Best Tutorials + Resources to Build from Scratch, Not Copying Code
Built for programmers who learn by doing, not watching or reading. Tutorials cover key skill sets in computer vision, ML + AI, and data engineering.
In this article, I share unique project tutorials designed to help you build projects alongside the tutorials, not by copying code, but by developing the actual idea yourself. Each tutorial here teaches you how to build things natively, avoiding heavy reliance on external APIs.
The Flask Mega-Tutorial: Your Path to Full-Stack Development
I know how to code and have some really cool ideas, but I often struggle to turn code into a usable platform. Enter the Holy Grail that takes you from “I don’t know how to build anything” to “Buy my B2B SaaS product that I built in the last two days”: The Flask Mega-Tutorial
Ideal for those who don’t have the patience to sit through another boring tutorial teaching you to copy code, this tutorial is structured to help you build the boilerplate for the project idea you actually want to create. In my opinion, this is the best and quickest way to transition from coding in notebooks to building full-stack applications. It is ideal for anyone with some knowledge of Python, taking you from a coder to a full-stack developer in a single walkthrough.
The best part is that it explains what each piece of code does, how it works, and why we use it in a concise but effective manner. By the end of it, you’ll be able to walk anyone through your code and how it works.

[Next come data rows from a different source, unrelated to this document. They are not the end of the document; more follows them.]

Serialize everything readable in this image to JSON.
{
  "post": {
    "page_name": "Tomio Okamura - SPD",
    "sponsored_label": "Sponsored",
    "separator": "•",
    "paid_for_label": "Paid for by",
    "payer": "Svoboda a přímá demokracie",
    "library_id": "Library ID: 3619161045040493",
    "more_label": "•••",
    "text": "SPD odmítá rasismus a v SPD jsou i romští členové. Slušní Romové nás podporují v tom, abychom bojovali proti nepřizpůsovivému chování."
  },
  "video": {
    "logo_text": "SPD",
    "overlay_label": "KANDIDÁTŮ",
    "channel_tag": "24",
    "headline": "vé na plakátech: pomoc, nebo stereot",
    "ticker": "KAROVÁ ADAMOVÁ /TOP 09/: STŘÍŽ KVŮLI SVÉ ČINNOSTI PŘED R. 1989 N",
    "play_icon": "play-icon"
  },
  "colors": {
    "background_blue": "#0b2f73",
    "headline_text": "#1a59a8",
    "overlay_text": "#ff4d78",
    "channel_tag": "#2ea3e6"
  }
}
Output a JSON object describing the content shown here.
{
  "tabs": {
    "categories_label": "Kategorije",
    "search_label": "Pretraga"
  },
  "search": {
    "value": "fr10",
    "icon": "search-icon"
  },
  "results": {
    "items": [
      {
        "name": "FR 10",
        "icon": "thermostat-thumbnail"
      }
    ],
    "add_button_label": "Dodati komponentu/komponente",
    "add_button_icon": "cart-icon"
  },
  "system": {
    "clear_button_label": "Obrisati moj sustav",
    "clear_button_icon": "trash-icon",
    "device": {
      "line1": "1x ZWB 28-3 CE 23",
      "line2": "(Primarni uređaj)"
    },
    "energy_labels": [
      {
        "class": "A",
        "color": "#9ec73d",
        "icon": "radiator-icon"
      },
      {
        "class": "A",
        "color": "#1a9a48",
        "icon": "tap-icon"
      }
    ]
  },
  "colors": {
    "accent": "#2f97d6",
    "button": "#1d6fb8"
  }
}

By the end you’ll know how to. . .
set up your environment
create, use, and migrate databases
build APIs
create basic front-ends
connect your front-end and back-end.
deploy your application.
From here you can learn more complex frameworks like Next.js or Django, but really this all you need.
Computer Vision
The best tutorials for learning unique and advanced skills you can use to build your own product instead of just creating a copy of someone else’s are from the Computer vision engineer on Youtube. Here are some of my favorite tutorials from his channel:
Customized Object Detection:
Train Yolov9 object detection custom data on Google Colab | 21:32 min
Custom Dataset Creation:
Emotion detection synthetic dataset | 35:24 min
Image Segmentation:
Image segmentation with Yolov8 custom dataset | 46:25 min
Facial Analysis:
Face recognition and face matching | 18:17 min
Image Classification:
Image classification + feature extraction | 21:59 min
Object Tracking:
Yolov8 object detection + deep sort object tracking | 34:32 min
AI / ML
Everyone wants to build AI, but few are actually creating AI projects. Here are tutorials that will help you learn how to build AI projects instead of just API wrappers:
Retrieval Augmented Generation (RAG):
Local Retrieval Augmented Generation (RAG) from Scratch (step by step tutorial) | 5:40:58 min
Large Language Models:
Create a Large Language Model from Scratch with Python | 5:43:40 min
Data Extraction + Pipelines
ML and AI models are only as good as the data they’re trained on. Learn how to extract data and create data pipelines with these top tutorials from the CodeWithYu channel on Youtube. Here are some of my favorite tutorials:
Streaming Data:
End to End Realtime Streaming with Unstructured Data | 2:30:31 min
Data Lakehouse:
Building Data Lakehouse from Scratch | 55:05 min
Algorithmic Trading:
Realtime Algorithmic Trading with Apache Flink | 1:41:34 min
Cool Libraries and Frameworks
Babit Multimedia Framework (BMF): BMF is an open source framework built by ByteDance to simplify complex video and audio processing task. BMF enables efficient creation of applications for video transcoding, real-time filtering, live streaming, and more. It offers flexibility for custom module integration and supports GPU acceleration for high-performance processing
YOLOv9: YOLO is a real-time object detection system widely used in computer vision applications. It's renowned for its speed and accuracy, capable of detecting multiple objects in images or video streams in a single forward pass of its neural network. Its ease of use, coupled with pre-trained models for common object classes, makes it accessible to developers with varying levels of machine learning expertise, enabling rapid integration of object detection capabilities into diverse projects.
Video-LLaMA: This is an instruction-tuned audio-visual language model for video understanding. It makes so that LLMS are capable of understanding both visual and auditory content in a video.